Diana Falzone, who calls herself the “Dear Abby” of the website Military.com, writes in her article Should military marriages include a ‘deployment sex pact’?, “Most civilian women would not defend their husband’s infidelity. But for the military wife, cheating practically comes with the territory.”
I’ve known my husband since we were both 17 years old. We got married when we were 29 (him) and 30 (me). In the decade between, I thought I had come to know him very well. He wrote heartfelt letters filled with the kind of information a person only reveals to a best friend. I guess that’s what I thought we were – best friends, and then best friends and…more.
And now, to learn this, that having sex with another woman is what he’s actually been doing, not “studying emergency procedures” while “attending instructor pilot training”…
But I am a military wife, and as such I have apparently opted to accept other women atop my husband and should defend his disloyalty.
(But – well, he’s in the Guard now, having left active duty a few years ago, which means he’s also part civilian, and I am, consequently, part civilian wife. So, do I still defend him? Or do I say to him, “You’re not full-time Army anymore, bucko. That free cheating pass? REVOKED!”?)
Falzone’s article – her vast knowledge and profound understanding of military life – has turned inside-out everything I thought I knew about being with my husband. I see now that since his 2004 return from Iraq I’ve been living with the rose-colored illusion that all I needed to fear during his deployment was that he’d be hurt or killed.
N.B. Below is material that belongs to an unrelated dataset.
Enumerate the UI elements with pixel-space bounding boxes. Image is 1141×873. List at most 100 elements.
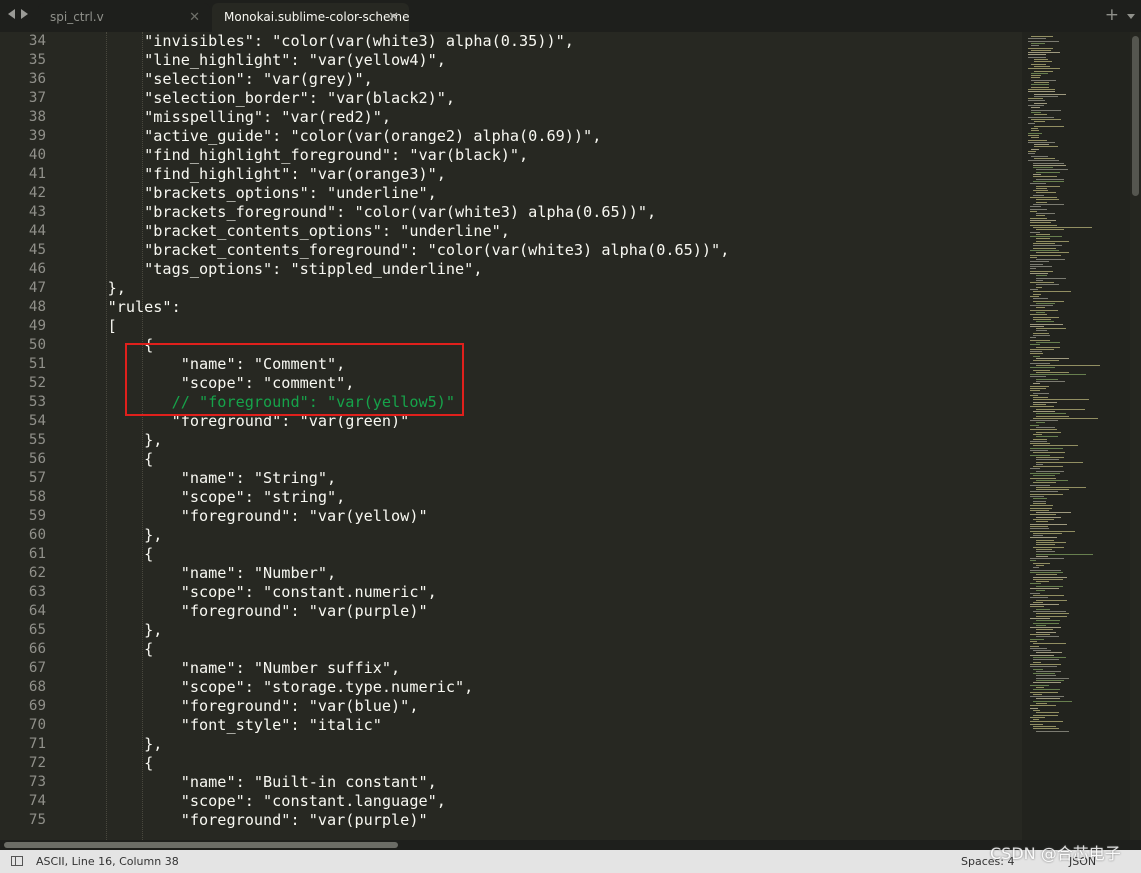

Now I know I should have been anxious about much more than that, that his letters to me, written from his tent in Mosul, probably included hints of his virtually unavoidable deployment indiscretions.
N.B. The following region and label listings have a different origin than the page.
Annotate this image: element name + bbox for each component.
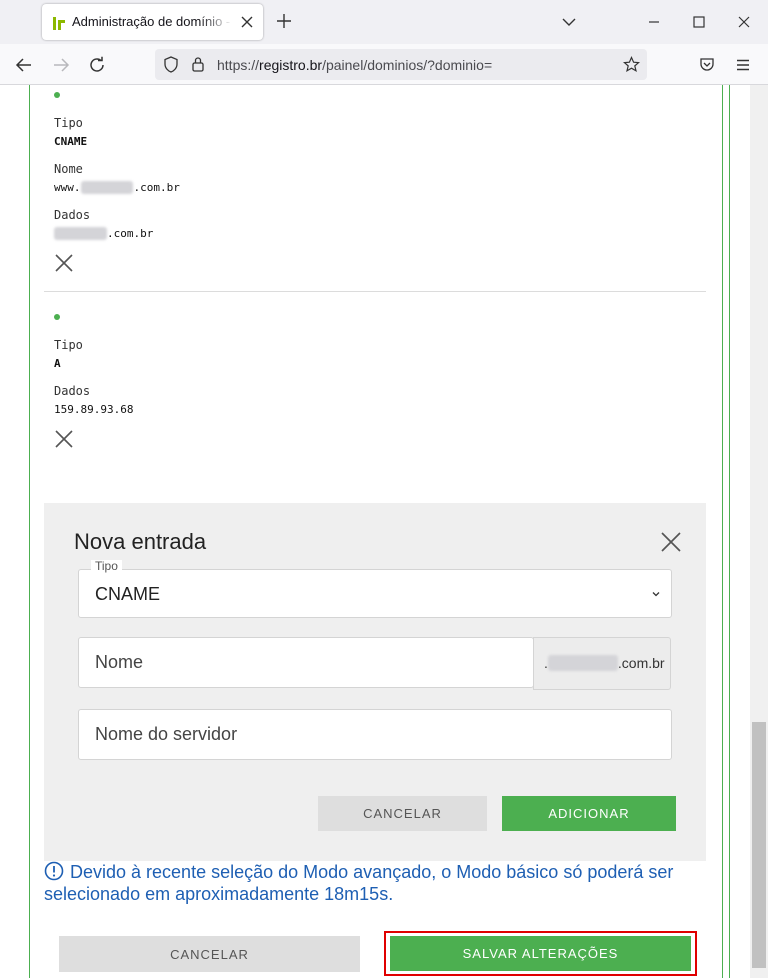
record-dados-suffix: .com.br: [106, 227, 154, 240]
url-text[interactable]: https://registro.br/painel/dominios/?dom…: [217, 57, 492, 73]
minimize-window-icon[interactable]: [645, 13, 663, 31]
domain-suffix-tld: .com.br: [617, 655, 665, 671]
record-nome-redacted: xxxxxxxx: [80, 181, 134, 194]
content-left-border: [29, 85, 30, 978]
tab-list-chevron-icon[interactable]: [560, 13, 578, 31]
content-right-border-outer: [729, 85, 730, 978]
domain-suffix-text: .xxxxxxxxxx.com.br: [544, 655, 665, 671]
browser-tab-active[interactable]: Administração de domínio - Registro.br: [42, 4, 263, 40]
dns-record-a: Tipo A Dados 159.89.93.68: [44, 292, 706, 492]
notice-text: Devido à recente seleção do Modo avançad…: [44, 862, 674, 904]
maximize-window-icon[interactable]: [690, 13, 708, 31]
mode-change-notice: Devido à recente seleção do Modo avançad…: [44, 861, 694, 905]
record-status-dot: [54, 92, 60, 98]
forward-arrow-icon[interactable]: [52, 56, 70, 74]
page-scrollbar[interactable]: [750, 85, 768, 978]
registro-br-favicon-icon: [53, 17, 65, 30]
record-status-dot: [54, 314, 60, 320]
record-dados-value: xxxxxxxx.com.br: [54, 227, 153, 240]
new-tab-plus-icon[interactable]: [276, 13, 292, 29]
delete-record-x-icon[interactable]: [54, 429, 74, 449]
record-tipo-value: CNAME: [54, 135, 88, 148]
save-changes-button[interactable]: SALVAR ALTERAÇÕES: [390, 936, 691, 971]
nome-input[interactable]: Nome: [78, 637, 534, 688]
hamburger-menu-icon[interactable]: [734, 56, 752, 74]
content-right-border: [722, 85, 723, 978]
back-arrow-icon[interactable]: [15, 56, 33, 74]
page-viewport: Tipo CNAME Nome www.xxxxxxxx.com.br Dado…: [0, 85, 768, 978]
record-tipo-label: Tipo: [54, 116, 83, 130]
record-tipo-value: A: [54, 357, 61, 370]
chevron-down-icon: [652, 592, 660, 597]
record-nome-value: www.xxxxxxxx.com.br: [54, 181, 180, 194]
tracking-shield-icon[interactable]: [163, 56, 179, 73]
browser-nav-bar: https://registro.br/painel/dominios/?dom…: [0, 44, 768, 85]
record-nome-label: Nome: [54, 162, 83, 176]
cancel-changes-button[interactable]: CANCELAR: [59, 936, 360, 972]
tab-title: Administração de domínio - Registro.br: [72, 14, 232, 29]
tipo-select[interactable]: Tipo CNAME: [78, 560, 672, 618]
domain-suffix-addon: .xxxxxxxxxx.com.br: [533, 637, 671, 690]
pocket-save-icon[interactable]: [698, 56, 716, 74]
tipo-select-legend: Tipo: [91, 560, 122, 572]
cancel-new-entry-button[interactable]: CANCELAR: [318, 796, 487, 831]
tab-close-icon[interactable]: [240, 15, 254, 29]
record-dados-redacted: xxxxxxxx: [54, 227, 107, 240]
record-tipo-label: Tipo: [54, 338, 83, 352]
close-window-icon[interactable]: [735, 13, 753, 31]
nome-servidor-input[interactable]: Nome do servidor: [78, 709, 672, 760]
info-icon: [44, 861, 64, 881]
tipo-select-value: CNAME: [95, 584, 161, 604]
url-domain: registro.br: [259, 57, 323, 73]
url-prefix: https://: [217, 57, 260, 73]
record-dados-label: Dados: [54, 208, 91, 222]
nome-servidor-placeholder: Nome do servidor: [95, 724, 238, 744]
bookmark-star-icon[interactable]: [623, 56, 640, 73]
browser-tab-bar: Administração de domínio - Registro.br: [0, 0, 768, 44]
reload-icon[interactable]: [88, 56, 106, 74]
record-nome-prefix: www.: [54, 181, 81, 194]
scrollbar-thumb[interactable]: [752, 722, 766, 968]
close-panel-x-icon[interactable]: [660, 531, 682, 553]
padlock-icon[interactable]: [191, 56, 205, 72]
delete-record-x-icon[interactable]: [54, 253, 74, 273]
nome-input-placeholder: Nome: [95, 652, 144, 672]
new-entry-title: Nova entrada: [74, 529, 207, 554]
address-bar[interactable]: https://registro.br/painel/dominios/?dom…: [155, 49, 647, 80]
new-entry-panel: Nova entrada Tipo CNAME Nome .xxxxxxxxxx…: [44, 503, 706, 861]
add-entry-button[interactable]: ADICIONAR: [502, 796, 676, 831]
record-nome-suffix: .com.br: [133, 181, 180, 194]
dns-record-cname: Tipo CNAME Nome www.xxxxxxxx.com.br Dado…: [44, 85, 706, 291]
record-dados-value: 159.89.93.68: [54, 403, 134, 416]
url-path: /painel/dominios/?dominio=: [322, 57, 493, 73]
domain-suffix-redacted: xxxxxxxxxx: [547, 655, 618, 671]
record-dados-label: Dados: [54, 384, 91, 398]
When he wrote about the “chow hall,” I guess I should have read more into that.
I wish Falzone’s wisdom had been available years ago. Had I known marrying someone in the military meant marrying Military Man Who Must Stick His Penis In Things Because He Is Not A Thinking Individual But An Instinct-Driven Primate, I don’t know that I would have done it.
No. I’m certain I wouldn’t have done it.
My husband is gone as I write this, but will be home soon from his training course (at least, that’s where he says he is). I wonder if I should wait until then to get him to admit to his affairs. (Yes, affairs! Plural! We’ve been together since 2003 and married since 2005, and he’s left for one reason or another many times over the years, which means he must have lost all reason and rationale and launched into a sex-crazed frenzy on many occasions.)
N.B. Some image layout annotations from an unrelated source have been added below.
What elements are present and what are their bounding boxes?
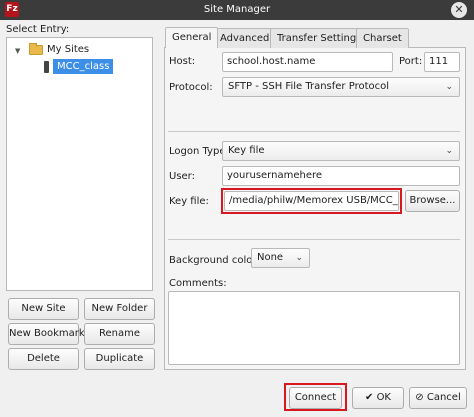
divider [168, 131, 460, 132]
host-input[interactable]: school.host.name [222, 52, 393, 72]
chevron-down-icon: ⌄ [295, 253, 303, 263]
background-color-value: None [257, 252, 284, 263]
server-icon [44, 61, 49, 73]
duplicate-button[interactable]: Duplicate [84, 348, 155, 370]
port-input[interactable]: 111 [424, 52, 460, 72]
delete-button[interactable]: Delete [8, 348, 79, 370]
divider [168, 239, 460, 240]
close-icon[interactable]: ✕ [451, 2, 467, 18]
rename-button[interactable]: Rename [84, 323, 155, 345]
key-file-label: Key file: [169, 196, 209, 207]
cancel-icon: ⊘ [415, 392, 424, 403]
logon-type-label: Logon Type: [169, 146, 229, 157]
tab-general[interactable]: General [165, 27, 219, 48]
background-color-select[interactable]: None ⌄ [251, 248, 310, 268]
tree-folder-my-sites[interactable]: My Sites [47, 44, 89, 55]
protocol-value: SFTP - SSH File Transfer Protocol [228, 81, 390, 92]
site-tree[interactable]: ▼ My Sites MCC_class [6, 37, 153, 291]
background-color-label: Background color: [169, 255, 260, 266]
tab-charset[interactable]: Charset [356, 28, 409, 48]
user-input[interactable]: yourusernamehere [222, 166, 460, 186]
user-label: User: [169, 171, 195, 182]
ok-label: OK [376, 392, 391, 403]
new-folder-button[interactable]: New Folder [84, 298, 155, 320]
host-label: Host: [169, 56, 196, 67]
connect-highlight [284, 383, 347, 411]
browse-button[interactable]: Browse... [405, 190, 460, 212]
tab-transfer-settings[interactable]: Transfer Settings [270, 28, 369, 48]
window-title: Site Manager [203, 4, 271, 15]
folder-icon [29, 43, 43, 55]
chevron-down-icon: ⌄ [445, 82, 453, 92]
key-file-highlight [221, 188, 402, 214]
logon-type-value: Key file [228, 145, 265, 156]
protocol-select[interactable]: SFTP - SSH File Transfer Protocol ⌄ [222, 77, 460, 97]
select-entry-label: Select Entry: [6, 24, 70, 35]
ok-button[interactable]: ✔ OK [352, 387, 404, 409]
cancel-button[interactable]: ⊘ Cancel [409, 387, 467, 409]
protocol-label: Protocol: [169, 82, 213, 93]
tab-advanced[interactable]: Advanced [213, 28, 277, 48]
new-bookmark-button[interactable]: New Bookmark [8, 323, 85, 345]
chevron-down-icon: ⌄ [445, 146, 453, 156]
checkmark-icon: ✔ [364, 392, 374, 403]
port-label: Port: [399, 56, 423, 67]
cancel-label: Cancel [426, 392, 461, 403]
title-bar: Fz Site Manager ✕ [0, 0, 474, 20]
comments-textarea[interactable] [168, 291, 460, 365]
logon-type-select[interactable]: Key file ⌄ [222, 141, 460, 161]
tree-item-mcc-class[interactable]: MCC_class [53, 59, 114, 74]
comments-label: Comments: [169, 278, 227, 289]
expand-arrow-icon[interactable]: ▼ [15, 47, 20, 55]
new-site-button[interactable]: New Site [8, 298, 79, 320]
Or should I not mention it at all? I may be leaning too civilian on this. As part-military wife, I should probably keep my girl mouth shut. Rather than bringing up our agreement to be monogamous, maybe I should draw up an “Away from the house sex pact” that stipulates we can (nay, should!) both engage in sexual behavior with others so we don’t go insane while we’re physically separated. I should hate to go insane.
Or have I already? Now and then, at around ten in the morning, I’ll get shaky and tired. Maybe an occasional brunchtime, bathroom-stall encounter with a co-worker is what I need, and not the strawberry Nutri-Grain bar from the vending machine.
I first heard about this unusual [sex pact] agreement a year ago, from a military wife. She explained a deployment sex pact as an agreement between partners that clearly states what is acceptable sexual activity outside the relationship during deployments. For instance, a couple may deem oral sex appropriate, when it takes place while a soldier or officer is away on deployment. But those same acts, if done with someone other than a spouse on the home front, could be grounds for divorce.
Well, this is a fine idea for the couples who believe this won’t create problems in their relationship. After all, it’s the people in the marriage who define the marriage, and if extra-marital sex is what they agree they want to have during prolonged separations, more power to them.
But what about those of us who don’t want to make this pact? Are we to pretend the inevitable affairs aren’t happening? Am I a BAD military spouse for not automatically accepting infidelity as a given?
As I was writing this, I knew I couldn’t wait until my husband got back from the IP course (or Cinnamon’s bed, whatever) to ask him about his cheating, so I sent him a quick text.
Well, obviously, he’s lying. “Why do you ask?” I know what that means. It means, “Tell me how you found out so I can figure out how to deny it.”
*All kidding aside, thank you, Diana, for not writing your article when I was a younger, more newly married woman going through her first deployment. I hope many others in that situation never saw it, never see it.